Presiden Joko ‘Jokowi’ Widodo berkali-kali melontarkan jargon perang terhadap narkotika untuk melindungi anak dari penyalahgunaan narkotika. Katanya, narkotika telah membunuh generasi muda. Oleh sebab itu, pelaku harus dihukum berat. Yang mungkin Bapak Jokowi tidak tahu adalah kebijakannya untuk memerangi narkotika telah memberikan dampak luar biasa terhadap anak, yaitu terhadap anak pengguna narkotika dan anak yang menunggu kepulangan ayah dan/atau ibunya dari penjara.
Resa (bukan nama sebenarnya), seorang anak yang harus berhadapan dengan hukum karena mengonsumsi ganja, tidak bisa menjalani proses diversi pada tahap penyidikan dan penuntutan. Resa disangkakan Pasal 111 Undang-Undang Narkotika yang memberikan ancaman 12 tahun penjara. Undang-Undang Sistem Peradilan Pidana Anak (UU SPPA) melarang diversi dilakukan terhadap anak yang melakukan tindak pidana yang diancam dengan pidana penjara di atas tujuh tahun penjara. Resa harus ditahan di kantor polisi dan Rutan Pondok Bambu selama hampir dua bulan lamanya dan tidak bersekolah. Orang tuanya harus berbohong kepada pihak sekolah bahwa Resa sedang sakit, juga kepada teman-temannya. Tidak ada intervensi kesehatan ataupun psikososial terhadap dirinya.
Resa seharusnya tidak perlu menjalani penahanan dan menjalani proses persidangan yang panjang namun pembatasan dalam UU SPPA telah menghalangi Resa dan anak pengguna narkotika lainnya untuk menjalani proses diversi. Aturan PBB mengenai Perlindungan Anak yang Dirampas Kebebasannya menyebutkan bahwa penahanan harus dijadikan sebagai upaya terakhir serta mengedepankan alternatif pemidanaan untuk menghindari dampak buruk terhadap anak.

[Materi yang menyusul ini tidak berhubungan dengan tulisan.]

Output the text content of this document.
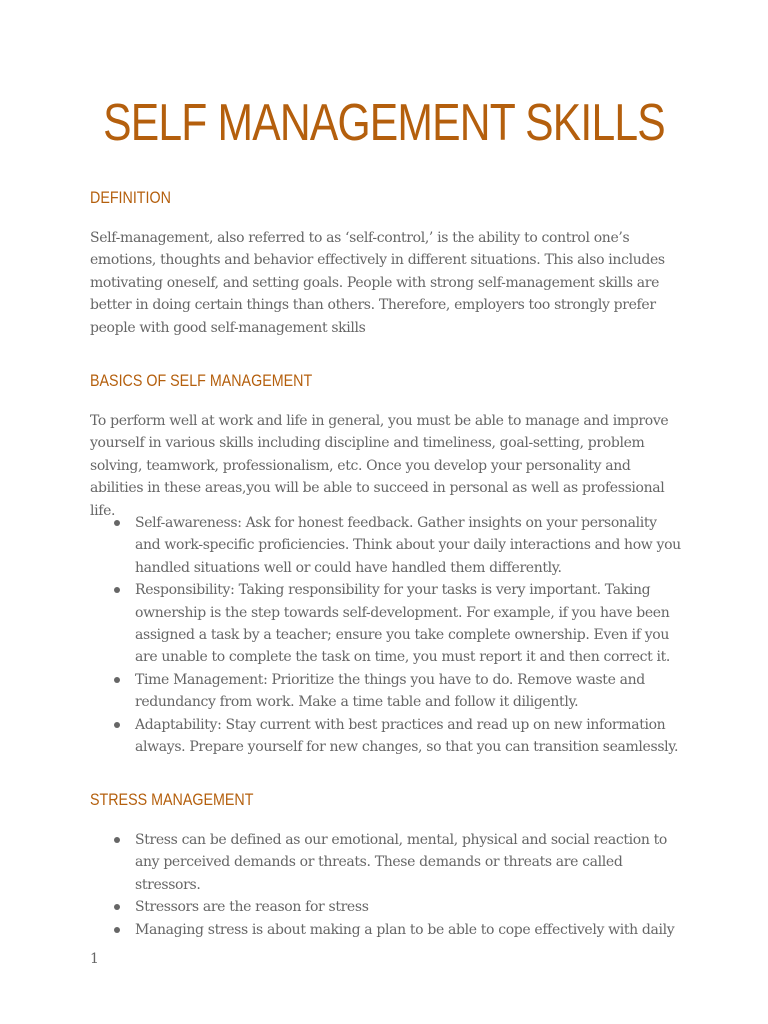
SELF MANAGEMENT SKILLS
DEFINITION

Self-management, also referred to as ‘self-control,’ is the ability to control one’s emotions, thoughts and behavior effectively in different situations. This also includes motivating oneself, and setting goals. People with strong self-management skills are better in doing certain things than others. Therefore, employers too strongly prefer people with good self-management skills

BASICS OF SELF MANAGEMENT

To perform well at work and life in general, you must be able to manage and improve yourself in various skills including discipline and timeliness, goal-setting, problem solving, teamwork, professionalism, etc. Once you develop your personality and abilities in these areas,you will be able to succeed in personal as well as professional life.

Self-awareness: Ask for honest feedback. Gather insights on your personality and work-specific proficiencies. Think about your daily interactions and how you handled situations well or could have handled them differently.
Responsibility: Taking responsibility for your tasks is very important. Taking ownership is the step towards self-development. For example, if you have been assigned a task by a teacher; ensure you take complete ownership. Even if you are unable to complete the task on time, you must report it and then correct it.
Time Management: Prioritize the things you have to do. Remove waste and redundancy from work. Make a time table and follow it diligently.
Adaptability: Stay current with best practices and read up on new information always. Prepare yourself for new changes, so that you can transition seamlessly.
STRESS MANAGEMENT
Stress can be defined as our emotional, mental, physical and social reaction to any perceived demands or threats. These demands or threats are called stressors.
Stressors are the reason for stress
Managing stress is about making a plan to be able to cope effectively with daily
1
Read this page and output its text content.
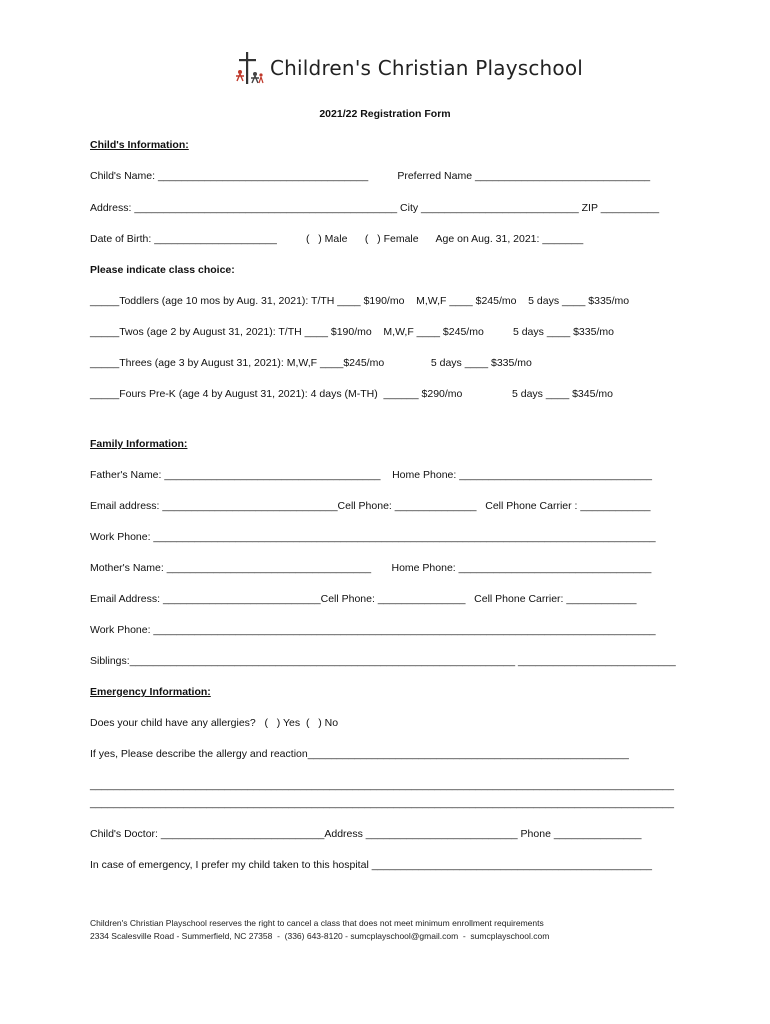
Children's Christian Playschool
2021/22 Registration Form
Child's Information:
Child's Name: ____________________________________          Preferred Name ______________________________
Address: _____________________________________________ City ___________________________ ZIP __________
Date of Birth: _____________________          (   ) Male      (   ) Female      Age on Aug. 31, 2021: _______
Please indicate class choice:
_____Toddlers (age 10 mos by Aug. 31, 2021): T/TH ____ $190/mo    M,W,F ____ $245/mo    5 days ____ $335/mo
_____Twos (age 2 by August 31, 2021): T/TH ____ $190/mo    M,W,F ____ $245/mo          5 days ____ $335/mo
_____Threes (age 3 by August 31, 2021): M,W,F ____$245/mo                5 days ____ $335/mo
_____Fours Pre-K (age 4 by August 31, 2021): 4 days (M-TH)  ______ $290/mo                 5 days ____ $345/mo
Family Information:
Father's Name: _____________________________________    Home Phone: _________________________________
Email address: ______________________________Cell Phone: ______________   Cell Phone Carrier : ____________
Work Phone: ______________________________________________________________________________________
Mother's Name: ___________________________________       Home Phone: _________________________________
Email Address: ___________________________Cell Phone: _______________   Cell Phone Carrier: ____________
Work Phone: ______________________________________________________________________________________
Siblings:__________________________________________________________________ ___________________________
Emergency Information:
Does your child have any allergies?   (   ) Yes  (   ) No
If yes, Please describe the allergy and reaction_______________________________________________________
____________________________________________________________________________________________________
____________________________________________________________________________________________________
Child's Doctor: ____________________________Address __________________________ Phone _______________
In case of emergency, I prefer my child taken to this hospital ________________________________________________
Children's Christian Playschool reserves the right to cancel a class that does not meet minimum enrollment requirements
2334 Scalesville Road - Summerfield, NC 27358  -  (336) 643-8120 - sumcplayschool@gmail.com  -  sumcplayschool.com
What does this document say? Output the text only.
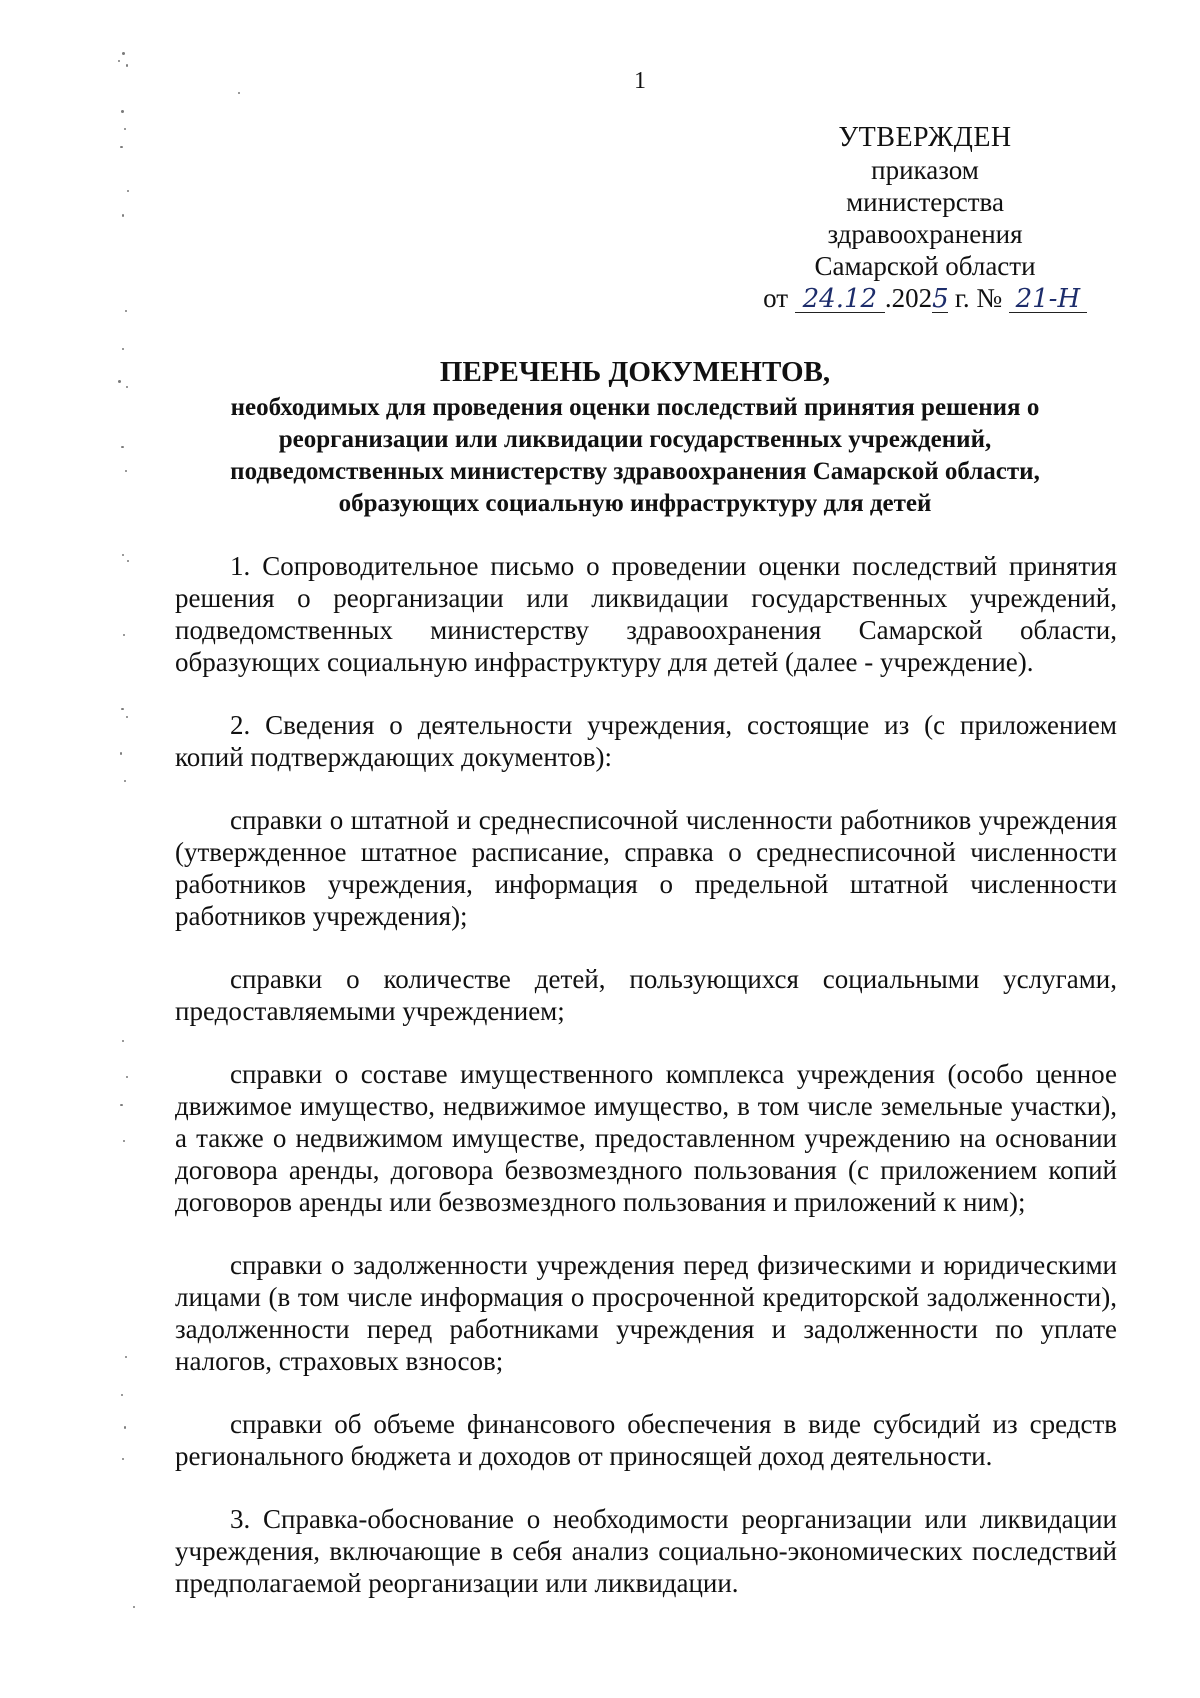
1
УТВЕРЖДЕН
приказом
министерства
здравоохранения
Самарской области
от 24.12 .2025 г. № 21-Н
ПЕРЕЧЕНЬ ДОКУМЕНТОВ,
необходимых для проведения оценки последствий принятия решения о
реорганизации или ликвидации государственных учреждений,
подведомственных министерству здравоохранения Самарской области,
образующих социальную инфраструктуру для детей

1. Сопроводительное письмо о проведении оценки последствий принятия решения о реорганизации или ликвидации государственных учреждений, подведомственных министерству здравоохранения Самарской области, образующих социальную инфраструктуру для детей (далее - учреждение).

2. Сведения о деятельности учреждения, состоящие из (с приложением копий подтверждающих документов):

справки о штатной и среднесписочной численности работников учреждения (утвержденное штатное расписание, справка о среднесписочной численности работников учреждения, информация о предельной штатной численности работников учреждения);

справки о количестве детей, пользующихся социальными услугами, предоставляемыми учреждением;

справки о составе имущественного комплекса учреждения (особо ценное движимое имущество, недвижимое имущество, в том числе земельные участки), а также о недвижимом имуществе, предоставленном учреждению на основании договора аренды, договора безвозмездного пользования (с приложением копий договоров аренды или безвозмездного пользования и приложений к ним);

справки о задолженности учреждения перед физическими и юридическими лицами (в том числе информация о просроченной кредиторской задолженности), задолженности перед работниками учреждения и задолженности по уплате налогов, страховых взносов;

справки об объеме финансового обеспечения в виде субсидий из средств регионального бюджета и доходов от приносящей доход деятельности.

3. Справка-обоснование о необходимости реорганизации или ликвидации учреждения, включающие в себя анализ социально-экономических последствий предполагаемой реорганизации или ликвидации.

Malang juga merundung Eka (bukan nama sebenarnya), seorang anak perempuan berusia tujuh tahun. Ibu Eka sedang mendekam di penjara karena tindak pidana narkotika sedangkan ayah Eka harus bekerja dari pagi hingga malam untuk memenuhi kebutuhan sehari-hari. Kehilangan kehadiran orang tua, Eka diperkosa oleh pamannya sendiri. Eka mendapatkan pendampingan dari P2TP2A DKI Jakarta dan saat ini sedang menempati sebuah panti di Jakarta, seorang diri.
EH, salah seorang perempuan pengguna narkotika yang sedang menjalani pidana di Lapas Perempuan Semarang, mengatakan anaknya pernah mengiriminya surat. Dalam surat itu, anaknya mengatakan agar EH cepat pulang karena ia iri dengan teman-temannya yang setiap hari ke sekolah diantar oleh ibunya. Anak EH bertanya dalam suratnya, “Kapan adek bisa dianterin?”. EH mengaku tidak membalas surat yang sudah tiga kali dikirimkan oleh anaknya itu karena ia terlalu sedih.
Pengalaman EH tersebut tercermin dalam penelitian yang LBH Masyarakat lakukan mengenai perempuan terpidana narkotika di Indonesia. Hasil penelitian kami menunjukkan setidaknya 82% perempuan yang dipenjara memiliki anak. Mereka umumnya adalah pemakai narkotika atau orang yang berjualan narkotika karena kemiskinan. Rata-rata pidana yang harus mereka jalani adalah pidana penjara selama 6-7 tahun. Dengan kata lain, negara telah memisahkan anak dengan ibunya, yang di dunia yang patriarkis ini diposisikan sebagai pengasuh utama anak. Pada konteks ini, muncul pentingnya pemberian rehabilitasi bagi pemakai narkotika ataupun pidana alternatif pada terpidana lain dengan menimbang situasi khusus yang mereka hadapi, termasuk di dalamnya: memiliki anak. Di sisi lain, negara juga tidak boleh melupakan anak yang memiliki orang tua yang dipenjara. Anak-anak ini kerap tidak mendapatkan pendampingan sosial, pemulihan, ataupun dukungan psikologis dari negara.
Ketiga kisah tersebut hanya puncak dari gunung es dampak kebijakan narkotika yang jarang kita dengar. Tanpa Pemerintah sadari, kebijakan perang terhadap narkotika telah berdampak amat buruk terhadap anak. Selama pendekatan pidana masih digunakan sebagai jalan utama dalam mengatasi persoalan narkotika, anak akan terus menjadi korban yang tak terdengar, tak terlihat, dan tak diketahui. Lalu kita bertanya: sebenarnya, perang terhadap narkotika ini untuk siapa?